As of this printing, there are three US Food and Drug Administration-approved therapies that provide sustained posterior- segment drug delivery. The first is the ganciclovir implant (Vitrasert, Baush + Lomb), approved for cytomegalovirus retinitis; the second is approved for uveitis (intravitreal fluocinolone acetonide 0.59 mg implant; Retisert, Bausch + Lomb) and the third is approved for the treatment of retinal vein occlusion (intravitreal dexamethasone 0.7 mg; Ozurdex, Allergan, Inc.). Additionally, several modes of delivery are being evaluated in the preclinical and clinical trial setting to determine safety and efficacy. In this issue of Retina Today, we feature several articles that discuss all of the above in detail.

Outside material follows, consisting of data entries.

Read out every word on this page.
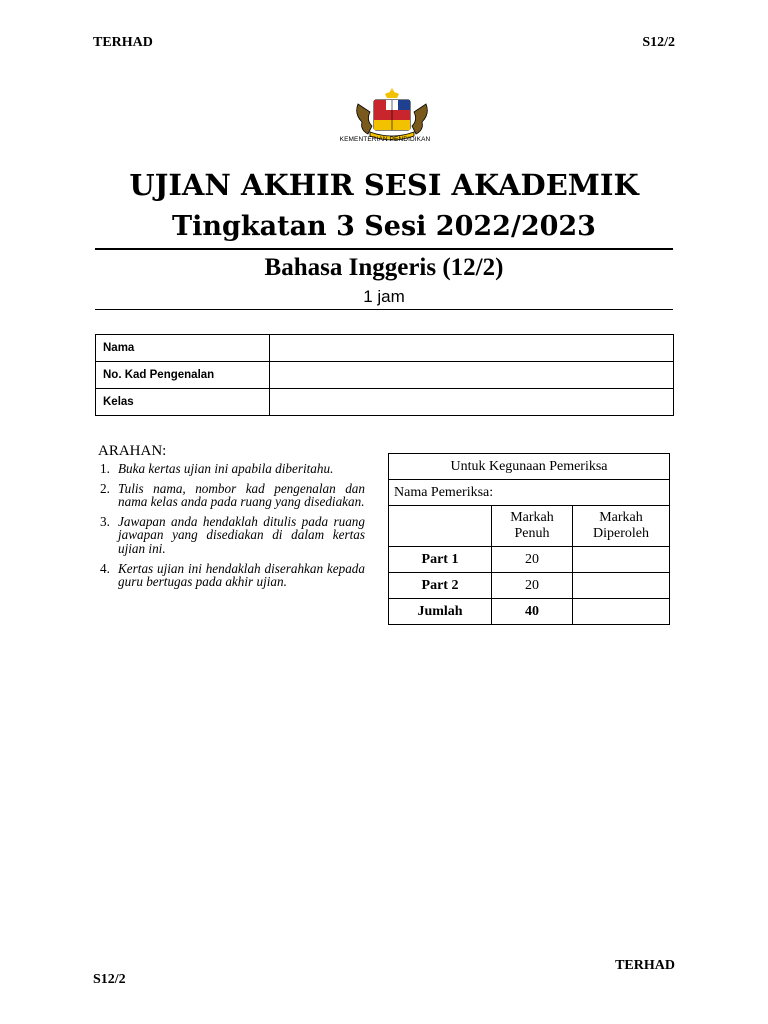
TERHAD	S12/2
KEMENTERIAN PENDIDIKAN
UJIAN AKHIR SESI AKADEMIK
Tingkatan 3 Sesi 2022/2023
Bahasa Inggeris (12/2)
1 jam
Nama	
No. Kad Pengenalan	
Kelas	
ARAHAN:
1. Buka kertas ujian ini apabila diberitahu.
2. Tulis nama, nombor kad pengenalan dan nama kelas anda pada ruang yang disediakan.
3. Jawapan anda hendaklah ditulis pada ruang jawapan yang disediakan di dalam kertas ujian ini.
4. Kertas ujian ini hendaklah diserahkan kepada guru bertugas pada akhir ujian.
Untuk Kegunaan Pemeriksa		
Nama Pemeriksa:		
	Markah Penuh	Markah Diperoleh
Part 1	20	
Part 2	20	
Jumlah	40	
TERHAD
S12/2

There are many factors that contribute to the safety and efficacy of a therapy. With delivery mechanisms, those factors can be compounded by the act of delivering the device itself (ie, surgical implantation, injection). To address these topics, our cover focus includes articles that discuss the vehicles themselves and associated complications.
It is likely that we may find ourselves using more combination treatments in the future, and it is hoped that we will find ways to help reduce the frequency with which we administer anti-vascular endothelial growth factor and corticosteroid injections. Additionally, although further along in development, topical therapies provide an exciting alternative to invasive procedures. Articles in this issue also address these topics. As clinical research progresses, the selection of options from which we have to choose for our patients widens and patient outcomes improve.